Atelopus vogli
- Conservation status: Extinct (1959) (IUCN 3.1)

Scientific classification
- Kingdom: Animalia
- Phylum: Chordata
- Class: Amphibia
- Order: Anura
- Family: Bufonidae
- Genus: Atelopus
- Species: †A. vogli
- Binomial name: †Atelopus vogli Müller, 1934
- Synonyms: Atelopus cruciger vogli Müller, 1934

= Atelopus vogli =

- Authority: Müller, 1934
- Conservation status: EX
- Synonyms: Atelopus cruciger vogli Müller, 1934

Extinct species of amphibian

The maracay harlequin frog or Vogli stubfoot toad (Atelopus vogli) is an extinct species of harlequin frog in the family Bufonidae. It was endemic to Venezuela. It is known from collections in two localities: its type locality, Las Peñas near Hacienda la Trinidad in Aragua, and Montalbán in Carabobo. It was first described as subspecies of Atelopus cruciger. The specific name vogli honours Cornelius Vogl, German priest who was a missionary in Venezuela in 1925–1959. Common name Vogl's harlequin toad has been coined for it.

==Description==
Adult males measure 21–29 mm and adult females 33–39 mm in snout–vent length. The snout is pointed in dorsal view. No tympanum is visible, but the supratympanic crest is well developed. There are small rounded warts present on the dorsolateral surfaces, most prominently around the arm insertions and as a dorsolateral row. The fingers have some basal webbing while the toes are slightly more webbed. The hind limbs are relatively long. Preserved specimens have uniform tan color (coloration in life unknown).

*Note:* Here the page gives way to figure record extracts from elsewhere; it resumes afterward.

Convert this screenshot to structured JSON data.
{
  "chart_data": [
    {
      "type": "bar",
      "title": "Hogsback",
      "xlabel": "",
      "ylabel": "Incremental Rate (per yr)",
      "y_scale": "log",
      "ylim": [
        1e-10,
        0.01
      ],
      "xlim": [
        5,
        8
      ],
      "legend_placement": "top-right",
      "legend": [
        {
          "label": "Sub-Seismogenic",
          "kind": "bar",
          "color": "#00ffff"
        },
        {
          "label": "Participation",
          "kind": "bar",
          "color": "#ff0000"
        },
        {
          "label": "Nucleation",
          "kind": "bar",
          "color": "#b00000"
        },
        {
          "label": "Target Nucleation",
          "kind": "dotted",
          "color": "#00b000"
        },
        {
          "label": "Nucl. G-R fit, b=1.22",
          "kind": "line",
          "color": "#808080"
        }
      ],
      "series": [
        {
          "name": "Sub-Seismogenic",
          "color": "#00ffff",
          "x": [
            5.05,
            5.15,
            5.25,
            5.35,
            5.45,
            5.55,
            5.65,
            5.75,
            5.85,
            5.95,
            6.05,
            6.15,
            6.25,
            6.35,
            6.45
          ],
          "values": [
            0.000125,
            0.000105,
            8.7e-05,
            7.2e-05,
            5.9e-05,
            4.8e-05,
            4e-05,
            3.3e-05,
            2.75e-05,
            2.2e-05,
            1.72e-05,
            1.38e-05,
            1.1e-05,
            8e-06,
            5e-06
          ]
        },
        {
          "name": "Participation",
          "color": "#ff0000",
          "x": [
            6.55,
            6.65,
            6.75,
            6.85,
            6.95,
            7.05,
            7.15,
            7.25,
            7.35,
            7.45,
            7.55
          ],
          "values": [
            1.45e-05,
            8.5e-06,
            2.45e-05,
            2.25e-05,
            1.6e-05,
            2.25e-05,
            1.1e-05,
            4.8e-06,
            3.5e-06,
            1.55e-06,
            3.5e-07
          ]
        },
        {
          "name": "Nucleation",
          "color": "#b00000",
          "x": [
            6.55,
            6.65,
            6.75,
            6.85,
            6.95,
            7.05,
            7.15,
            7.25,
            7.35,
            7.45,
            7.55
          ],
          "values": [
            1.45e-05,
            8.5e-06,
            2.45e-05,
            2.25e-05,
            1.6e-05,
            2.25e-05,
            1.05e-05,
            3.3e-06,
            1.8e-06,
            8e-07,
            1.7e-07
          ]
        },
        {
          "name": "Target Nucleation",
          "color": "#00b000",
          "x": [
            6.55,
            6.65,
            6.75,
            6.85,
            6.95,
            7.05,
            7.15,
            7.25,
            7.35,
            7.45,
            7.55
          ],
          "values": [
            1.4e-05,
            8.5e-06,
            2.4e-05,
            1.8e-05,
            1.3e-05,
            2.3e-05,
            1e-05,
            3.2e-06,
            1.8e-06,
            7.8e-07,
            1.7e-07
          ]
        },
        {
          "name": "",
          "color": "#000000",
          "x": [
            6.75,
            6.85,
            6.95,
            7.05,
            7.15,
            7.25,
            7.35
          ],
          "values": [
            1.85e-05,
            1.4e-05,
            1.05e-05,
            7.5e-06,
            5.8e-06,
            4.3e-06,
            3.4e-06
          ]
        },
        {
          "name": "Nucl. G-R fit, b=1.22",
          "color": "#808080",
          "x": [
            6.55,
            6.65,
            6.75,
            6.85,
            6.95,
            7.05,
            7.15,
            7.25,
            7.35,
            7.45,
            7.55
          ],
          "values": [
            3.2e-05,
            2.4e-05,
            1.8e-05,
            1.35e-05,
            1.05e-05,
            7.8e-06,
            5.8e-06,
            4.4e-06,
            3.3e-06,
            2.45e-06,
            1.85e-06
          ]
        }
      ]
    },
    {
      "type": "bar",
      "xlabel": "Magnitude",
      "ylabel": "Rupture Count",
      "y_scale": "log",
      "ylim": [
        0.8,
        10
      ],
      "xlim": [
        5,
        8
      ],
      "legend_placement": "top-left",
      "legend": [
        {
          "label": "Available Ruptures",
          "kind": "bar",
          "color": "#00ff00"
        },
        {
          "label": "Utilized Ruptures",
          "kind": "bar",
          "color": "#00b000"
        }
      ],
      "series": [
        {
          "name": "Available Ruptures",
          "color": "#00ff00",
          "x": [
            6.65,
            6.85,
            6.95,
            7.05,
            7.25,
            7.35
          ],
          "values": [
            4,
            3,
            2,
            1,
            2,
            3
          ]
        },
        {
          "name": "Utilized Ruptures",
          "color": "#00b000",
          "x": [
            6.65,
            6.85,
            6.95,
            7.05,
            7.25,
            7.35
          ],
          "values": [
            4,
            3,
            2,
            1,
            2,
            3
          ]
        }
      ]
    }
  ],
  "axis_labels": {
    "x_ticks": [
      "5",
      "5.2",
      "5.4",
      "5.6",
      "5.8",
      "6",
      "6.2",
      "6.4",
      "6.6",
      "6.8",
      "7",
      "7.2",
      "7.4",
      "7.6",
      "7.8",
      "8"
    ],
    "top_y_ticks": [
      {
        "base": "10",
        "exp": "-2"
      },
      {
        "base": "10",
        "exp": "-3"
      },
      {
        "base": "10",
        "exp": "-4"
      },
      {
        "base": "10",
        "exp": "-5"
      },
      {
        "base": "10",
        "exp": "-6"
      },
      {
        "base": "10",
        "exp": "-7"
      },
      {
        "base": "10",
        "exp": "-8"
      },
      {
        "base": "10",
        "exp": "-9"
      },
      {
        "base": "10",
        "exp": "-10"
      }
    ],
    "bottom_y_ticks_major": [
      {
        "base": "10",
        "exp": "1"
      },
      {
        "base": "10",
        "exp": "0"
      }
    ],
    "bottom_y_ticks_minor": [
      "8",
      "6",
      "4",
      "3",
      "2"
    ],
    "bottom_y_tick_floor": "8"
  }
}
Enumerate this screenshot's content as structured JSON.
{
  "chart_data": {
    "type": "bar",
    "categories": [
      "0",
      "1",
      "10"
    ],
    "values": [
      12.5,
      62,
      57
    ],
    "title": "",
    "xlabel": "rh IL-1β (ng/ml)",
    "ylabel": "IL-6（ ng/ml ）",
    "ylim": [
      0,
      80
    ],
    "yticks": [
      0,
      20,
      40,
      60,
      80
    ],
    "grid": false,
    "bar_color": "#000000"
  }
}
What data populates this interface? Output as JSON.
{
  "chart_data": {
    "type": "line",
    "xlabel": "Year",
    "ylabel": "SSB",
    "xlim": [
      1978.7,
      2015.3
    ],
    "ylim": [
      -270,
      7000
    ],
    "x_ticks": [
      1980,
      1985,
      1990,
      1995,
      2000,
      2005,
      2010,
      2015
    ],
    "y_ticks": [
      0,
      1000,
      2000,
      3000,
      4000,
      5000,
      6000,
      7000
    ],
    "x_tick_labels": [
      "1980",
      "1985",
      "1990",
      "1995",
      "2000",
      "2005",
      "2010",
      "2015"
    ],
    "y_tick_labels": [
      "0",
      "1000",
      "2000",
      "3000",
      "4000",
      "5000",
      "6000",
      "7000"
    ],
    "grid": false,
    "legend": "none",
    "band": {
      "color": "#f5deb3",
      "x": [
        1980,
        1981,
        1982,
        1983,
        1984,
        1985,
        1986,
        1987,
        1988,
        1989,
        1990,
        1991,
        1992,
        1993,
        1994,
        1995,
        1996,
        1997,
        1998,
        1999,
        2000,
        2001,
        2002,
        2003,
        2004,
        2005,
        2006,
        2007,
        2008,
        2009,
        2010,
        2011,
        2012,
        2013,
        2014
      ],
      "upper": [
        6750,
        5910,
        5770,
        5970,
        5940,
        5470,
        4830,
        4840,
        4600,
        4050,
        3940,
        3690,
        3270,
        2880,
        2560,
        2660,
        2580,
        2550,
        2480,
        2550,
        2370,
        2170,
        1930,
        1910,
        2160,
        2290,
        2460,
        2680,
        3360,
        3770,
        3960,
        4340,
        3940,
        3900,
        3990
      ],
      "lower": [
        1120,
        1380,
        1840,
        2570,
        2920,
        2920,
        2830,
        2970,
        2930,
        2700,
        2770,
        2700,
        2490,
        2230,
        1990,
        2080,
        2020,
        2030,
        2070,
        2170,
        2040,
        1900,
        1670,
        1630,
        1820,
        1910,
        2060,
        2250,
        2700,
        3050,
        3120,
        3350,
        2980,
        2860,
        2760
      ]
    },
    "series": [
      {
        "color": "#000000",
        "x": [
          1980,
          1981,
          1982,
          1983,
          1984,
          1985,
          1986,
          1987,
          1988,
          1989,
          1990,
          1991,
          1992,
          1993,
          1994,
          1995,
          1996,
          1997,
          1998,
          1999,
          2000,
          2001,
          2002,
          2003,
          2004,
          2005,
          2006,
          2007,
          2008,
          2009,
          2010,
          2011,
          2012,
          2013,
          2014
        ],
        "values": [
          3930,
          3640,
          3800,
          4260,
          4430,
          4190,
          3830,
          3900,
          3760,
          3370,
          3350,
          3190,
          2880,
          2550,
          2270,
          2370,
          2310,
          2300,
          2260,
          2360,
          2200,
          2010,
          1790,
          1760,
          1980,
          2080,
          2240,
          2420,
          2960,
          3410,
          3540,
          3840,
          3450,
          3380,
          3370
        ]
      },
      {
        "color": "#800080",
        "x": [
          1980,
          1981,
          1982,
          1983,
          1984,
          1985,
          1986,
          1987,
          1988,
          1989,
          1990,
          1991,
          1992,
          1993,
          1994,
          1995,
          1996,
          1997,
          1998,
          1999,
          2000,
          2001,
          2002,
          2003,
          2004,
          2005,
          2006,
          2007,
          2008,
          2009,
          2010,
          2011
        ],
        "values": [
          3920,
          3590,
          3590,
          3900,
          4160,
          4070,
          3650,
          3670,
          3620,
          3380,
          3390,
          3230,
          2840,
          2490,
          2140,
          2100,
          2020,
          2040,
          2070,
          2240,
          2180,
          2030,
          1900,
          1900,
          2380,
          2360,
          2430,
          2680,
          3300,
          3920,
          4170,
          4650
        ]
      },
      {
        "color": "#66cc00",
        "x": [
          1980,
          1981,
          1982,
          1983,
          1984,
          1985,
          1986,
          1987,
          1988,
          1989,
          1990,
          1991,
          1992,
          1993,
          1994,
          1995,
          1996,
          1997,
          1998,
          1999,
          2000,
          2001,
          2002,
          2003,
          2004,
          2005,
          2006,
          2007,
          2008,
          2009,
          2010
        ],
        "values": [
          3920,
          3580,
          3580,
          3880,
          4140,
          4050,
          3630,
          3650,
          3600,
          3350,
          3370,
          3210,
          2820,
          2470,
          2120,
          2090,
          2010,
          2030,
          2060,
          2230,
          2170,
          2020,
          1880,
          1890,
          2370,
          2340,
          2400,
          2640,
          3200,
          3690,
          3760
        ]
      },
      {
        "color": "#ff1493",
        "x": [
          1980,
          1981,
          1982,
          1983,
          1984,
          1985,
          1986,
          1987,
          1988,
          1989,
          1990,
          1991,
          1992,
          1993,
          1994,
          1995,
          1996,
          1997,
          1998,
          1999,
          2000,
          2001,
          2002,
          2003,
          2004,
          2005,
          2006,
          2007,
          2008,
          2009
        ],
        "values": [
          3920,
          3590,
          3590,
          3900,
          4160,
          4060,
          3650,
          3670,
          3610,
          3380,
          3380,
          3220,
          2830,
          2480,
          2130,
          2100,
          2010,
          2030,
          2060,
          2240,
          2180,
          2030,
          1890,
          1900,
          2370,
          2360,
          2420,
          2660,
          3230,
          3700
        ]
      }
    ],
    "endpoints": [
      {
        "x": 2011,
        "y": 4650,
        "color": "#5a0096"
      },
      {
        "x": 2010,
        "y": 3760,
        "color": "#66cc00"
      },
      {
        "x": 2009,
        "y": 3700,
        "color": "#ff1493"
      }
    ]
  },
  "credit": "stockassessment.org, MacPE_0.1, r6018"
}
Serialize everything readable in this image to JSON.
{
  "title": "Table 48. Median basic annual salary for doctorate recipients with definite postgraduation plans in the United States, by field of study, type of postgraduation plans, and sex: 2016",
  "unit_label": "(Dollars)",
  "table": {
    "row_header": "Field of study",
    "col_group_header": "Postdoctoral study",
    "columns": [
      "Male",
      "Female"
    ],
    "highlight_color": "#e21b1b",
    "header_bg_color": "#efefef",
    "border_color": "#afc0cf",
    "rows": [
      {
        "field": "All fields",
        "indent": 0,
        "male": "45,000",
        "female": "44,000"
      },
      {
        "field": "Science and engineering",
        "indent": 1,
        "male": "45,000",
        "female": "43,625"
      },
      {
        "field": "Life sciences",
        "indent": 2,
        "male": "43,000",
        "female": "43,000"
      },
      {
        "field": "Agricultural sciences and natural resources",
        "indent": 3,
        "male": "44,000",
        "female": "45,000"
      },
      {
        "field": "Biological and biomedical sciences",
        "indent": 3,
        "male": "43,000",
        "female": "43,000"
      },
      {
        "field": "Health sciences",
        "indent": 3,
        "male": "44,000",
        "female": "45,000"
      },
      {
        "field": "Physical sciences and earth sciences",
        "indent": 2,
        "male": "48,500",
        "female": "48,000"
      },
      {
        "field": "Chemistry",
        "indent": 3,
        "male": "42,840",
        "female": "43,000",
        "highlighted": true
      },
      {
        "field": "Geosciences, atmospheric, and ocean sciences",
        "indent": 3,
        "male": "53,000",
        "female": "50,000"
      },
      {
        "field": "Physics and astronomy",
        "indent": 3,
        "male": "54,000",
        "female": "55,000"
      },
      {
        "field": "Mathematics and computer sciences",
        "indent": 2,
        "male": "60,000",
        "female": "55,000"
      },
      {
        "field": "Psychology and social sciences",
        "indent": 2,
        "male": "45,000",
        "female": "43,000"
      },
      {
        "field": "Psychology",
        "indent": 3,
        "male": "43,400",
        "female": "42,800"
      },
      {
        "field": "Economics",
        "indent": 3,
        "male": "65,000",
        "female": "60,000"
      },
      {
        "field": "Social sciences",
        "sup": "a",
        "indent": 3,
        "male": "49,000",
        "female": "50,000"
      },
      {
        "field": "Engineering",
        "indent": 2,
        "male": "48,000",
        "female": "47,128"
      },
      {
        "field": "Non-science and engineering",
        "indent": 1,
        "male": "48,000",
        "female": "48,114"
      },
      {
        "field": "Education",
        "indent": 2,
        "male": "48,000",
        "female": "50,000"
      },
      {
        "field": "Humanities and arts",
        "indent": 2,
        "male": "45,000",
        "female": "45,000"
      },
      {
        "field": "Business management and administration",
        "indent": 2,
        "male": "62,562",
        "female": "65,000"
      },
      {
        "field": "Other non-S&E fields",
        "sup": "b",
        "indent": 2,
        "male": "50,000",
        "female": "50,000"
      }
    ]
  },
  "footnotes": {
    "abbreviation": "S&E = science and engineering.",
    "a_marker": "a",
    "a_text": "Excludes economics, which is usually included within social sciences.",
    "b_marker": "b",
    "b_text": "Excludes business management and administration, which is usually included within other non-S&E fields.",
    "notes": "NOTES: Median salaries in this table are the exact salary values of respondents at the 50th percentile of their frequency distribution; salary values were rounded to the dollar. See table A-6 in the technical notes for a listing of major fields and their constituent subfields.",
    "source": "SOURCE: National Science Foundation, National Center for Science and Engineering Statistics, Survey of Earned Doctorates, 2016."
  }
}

==Habitat and conservation==
The maracay harlequin frog was last seen in 1959 and it was declared extinct in 2005. The type locality was a semi-deciduous humid forest at about 600–700 m above sea level. The Montalbán population lived at similar elevation; both localities are on the southern slopes of the Venezuelan Coastal Range. The species was apparently very abundant at the type locality as in excess of 400 specimens were collected in 1933. The other locality is represented by a single specimen collected in 1957 and found to represent this species in 2009. These are the latest known sightings of this species now believed to be extinct. In the case of the type locality, the cause of extirpation was likely total habitat modification caused by human activities.